Rifkin on the third industrial revolution

Jeremy Rifkin has a new article today in the World Financial Review. For the most part it is a rehash of his earlier material. One new aspect I found interesting is 3-D manufacturing, and the technology that allows for it. As usual I appreciate that as a result of the third industrial revolution (TIR) "the traditional, hierarchical organization of economic and political power will give way to lateral power organized nodally across society."* All the TIR tech and accompanying philosophy he talks about is NOW, not some future fantasy. I'd think it would behoove integralites of any stripe to get with the real frothy (foamy?) edge, eh? Perhaps the TIR is also the super-integral, translucent (no color-coded) third tier?

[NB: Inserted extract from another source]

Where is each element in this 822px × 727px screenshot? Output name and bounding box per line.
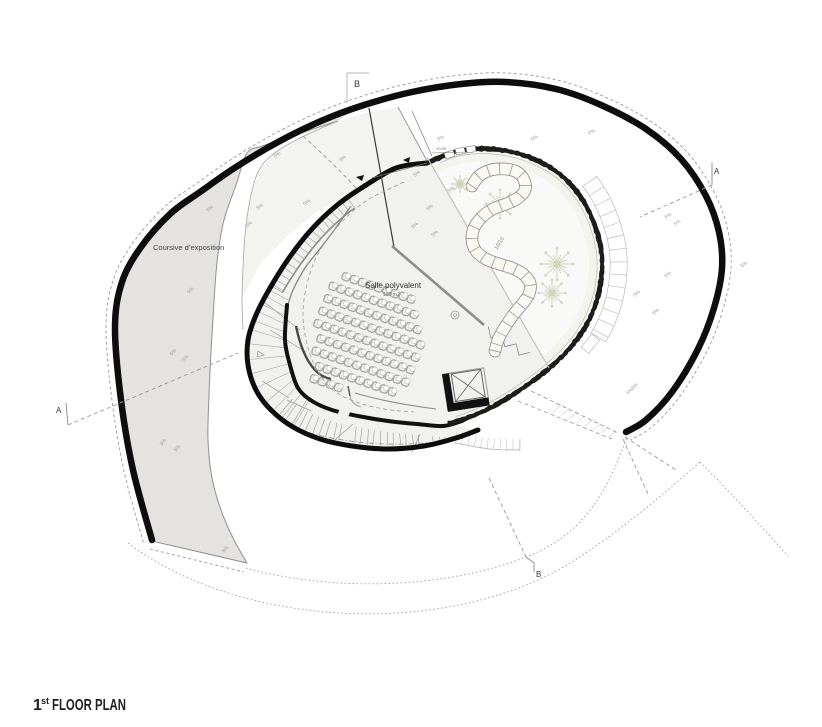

Some of the enactments necessary to advance and sustain the TIR are as follows: "(1) shifting to renewable energy; (2) transforming the building stock of every continent into micro–power plants to collect renewable energies on-site; (3) deploying hydrogen and other storage technologies in every building and throughout the infrastructure to store intermittent energies; (4) using Internet technology to transform the power grid of every continent into an energy internet that acts just like the Internet (when millions of buildings are generating a small amount of renewable energy locally, on-site, they can sell surplus green electricity back to the grid and share it with their continental neighbors); and (5) transitioning the transport fleet to electric plug-in and fuel cell vehicles that can buy and sell green electricity on a smart, continental, interactive power grid."

So ask yourself: Of the US budget proposals I've highlighting recently, which comes closest to this evolutionary roadmap? And which country(ies) are implementing it right now?


* We see this same meme propagating philosophically in the likes of Deleuze and Latour, for example. Hence my recent posts about an alternative (developmentally superior?) lateral imaging of "complexity" as foam or rhizomes instead of hierarchical and ever-enveloping spheres or holons.